If `f: A-> B` and `g: B-> C` be the bijective function, then `(gof)^(-1)` is:

To solve the problem, we need to find the inverse of the composition of two bijective functions \( g \) and \( f \), denoted as \( (g \circ f)^{-1} \). ### Step-by-Step Solution: 1. **Understand the Composition of Functions**: The composition \( g \circ f \) means that we first apply the function \( f \) and then apply the function \( g \). So, if \( x \) is in set \( A \), then: \[ (g \circ f)(x) = g(f(x)) \] This means \( g \circ f \) is a function from set \( A \) to set \( C \). 2. **Properties of Bijective Functions**: Since both \( f \) and \( g \) are bijective, they have inverses \( f^{-1} \) and \( g^{-1} \) respectively.

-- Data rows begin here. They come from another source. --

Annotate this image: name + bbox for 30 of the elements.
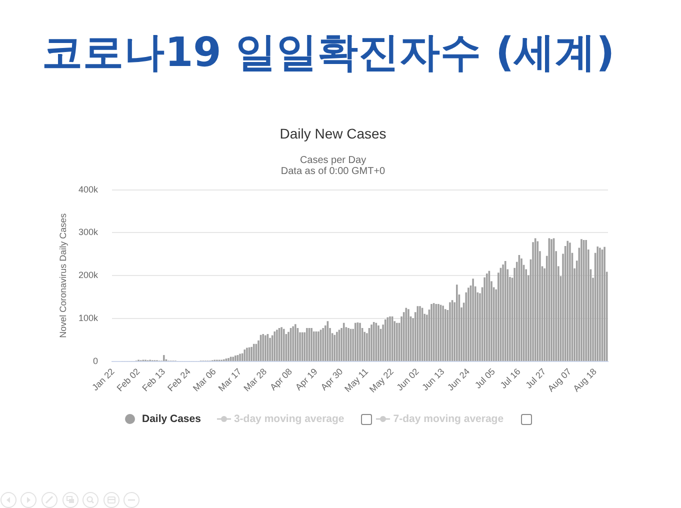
x-tick-label: Aug 18 xyxy=(571,366,598,394)
x-tick-label: Feb 02 xyxy=(114,366,142,394)
legend-label: Daily Cases xyxy=(142,413,201,425)
text: 코로나19 일일확진자수 (세계) xyxy=(42,28,615,76)
x-tick-label: Mar 17 xyxy=(216,366,244,394)
x-tick-label: Apr 19 xyxy=(294,366,320,392)
x-tick-label: May 22 xyxy=(368,366,396,394)
x-tick-label: Jan 22 xyxy=(90,366,116,393)
x-tick-label: Feb 13 xyxy=(140,366,168,394)
x-tick-label: Jul 05 xyxy=(472,366,497,390)
chart-title: Daily New Cases xyxy=(280,125,386,142)
x-tick-label: Jun 24 xyxy=(445,366,472,393)
x-tick-label: Jun 13 xyxy=(420,366,446,393)
x-tick-label: Jun 02 xyxy=(394,366,421,393)
y-tick-label: 400k xyxy=(78,184,98,194)
x-tick-label: Apr 08 xyxy=(268,366,294,392)
x-tick-label: Jul 16 xyxy=(498,366,522,390)
x-tick-label: Apr 30 xyxy=(318,366,345,392)
x-tick-label: Feb 24 xyxy=(166,366,192,394)
y-tick-label: 100k xyxy=(78,313,98,324)
y-axis-title: Novel Coronavirus Daily Cases xyxy=(58,212,68,338)
y-tick-label: 300k xyxy=(78,227,98,238)
x-tick-label: Mar 28 xyxy=(242,366,269,394)
x-tick-label: Jul 27 xyxy=(524,366,548,390)
y-tick-label: 0 xyxy=(92,356,98,366)
y-tick-label: 200k xyxy=(78,270,98,280)
x-tick-label: May 11 xyxy=(342,366,370,394)
x-tick-label: Aug 07 xyxy=(546,366,574,394)
x-tick-label: Mar 06 xyxy=(190,366,218,394)
chart-subtitle: Cases per Day Data as of 0:00 GMT+0 xyxy=(280,155,386,178)
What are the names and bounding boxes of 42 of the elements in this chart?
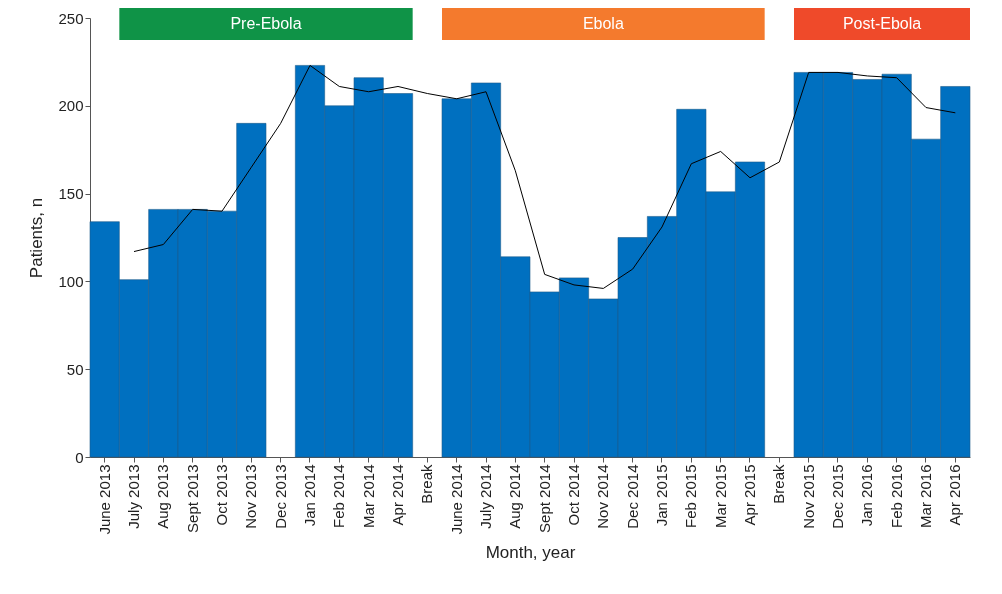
x-tick-label: Jan 2014 <box>301 464 318 527</box>
x-tick-label: Aug 2014 <box>506 464 524 529</box>
x-tick-label: Nov 2015 <box>799 464 817 529</box>
x-tick-label: Feb 2014 <box>330 464 348 528</box>
x-tick-label: Apr 2015 <box>741 464 758 526</box>
y-tick-label: 200 <box>58 97 84 115</box>
x-tick-label: Oct 2013 <box>213 464 230 526</box>
band-label: Post-Ebola <box>842 15 922 32</box>
x-tick-label: Dec 2013 <box>271 464 289 529</box>
x-tick-label: June 2013 <box>95 464 113 535</box>
x-tick-label: July 2014 <box>477 464 494 529</box>
y-tick-label: 50 <box>66 360 84 378</box>
x-tick-label: June 2014 <box>447 464 465 535</box>
x-tick-label: Nov 2013 <box>242 464 260 529</box>
band-label: Pre-Ebola <box>230 15 302 32</box>
x-tick-label: July 2013 <box>125 464 142 529</box>
y-tick-label: 250 <box>58 9 84 27</box>
y-axis-title: Patients, n <box>27 197 47 279</box>
y-tick-label: 150 <box>58 185 84 203</box>
x-tick-label: Break <box>418 464 436 504</box>
x-tick-label: Mar 2014 <box>359 464 377 528</box>
x-tick-label: Mar 2016 <box>917 464 934 528</box>
x-axis-title: Month, year <box>485 542 576 562</box>
x-tick-label: Oct 2014 <box>565 464 582 526</box>
band-label: Ebola <box>582 15 624 32</box>
x-tick-label: Jan 2015 <box>653 464 670 527</box>
x-tick-label: Feb 2015 <box>682 464 700 528</box>
line-series <box>133 64 956 289</box>
y-tick-label: 0 <box>75 448 84 466</box>
x-tick-label: Feb 2016 <box>887 464 905 528</box>
x-tick-label: Dec 2015 <box>829 464 846 529</box>
x-tick-label: Break <box>770 464 788 504</box>
x-tick-label: Dec 2014 <box>623 464 641 529</box>
x-tick-label: Apr 2016 <box>946 464 964 526</box>
x-tick-label: Mar 2015 <box>711 464 729 528</box>
x-tick-label: Sept 2013 <box>183 464 201 533</box>
x-tick-label: Apr 2014 <box>389 464 406 526</box>
x-tick-label: Nov 2014 <box>594 464 612 529</box>
y-tick-label: 100 <box>58 272 84 290</box>
x-tick-label: Aug 2013 <box>154 464 172 529</box>
x-tick-label: Sept 2014 <box>535 464 553 533</box>
x-tick-label: Jan 2016 <box>858 464 876 527</box>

A bijective function is both one-to-one (injective) and onto (surjective). 3. **Finding the Inverse of the Composition**: The inverse of a composition of functions can be expressed as: \[ (g \circ f)^{-1} = f^{-1} \circ g^{-1} \] This means that to find the inverse of \( g \circ f \), we first apply \( g^{-1} \) and then \( f^{-1} \). 4. **Determine the Domain and Codomain**: - The function \( g \circ f \) maps from \( A \) to \( C \). - Therefore, the inverse \( (g \circ f)^{-1} \) will map from \( C \) to \( A \). 5. **Conclusion**: Thus, the correct expression for \( (g \circ f)^{-1} \) is: \[ (g \circ f)^{-1} = f^{-1} \circ g^{-1} \] ### Final Answer: The correct option is: \[ (g \circ f)^{-1} = f^{-1} \circ g^{-1} \]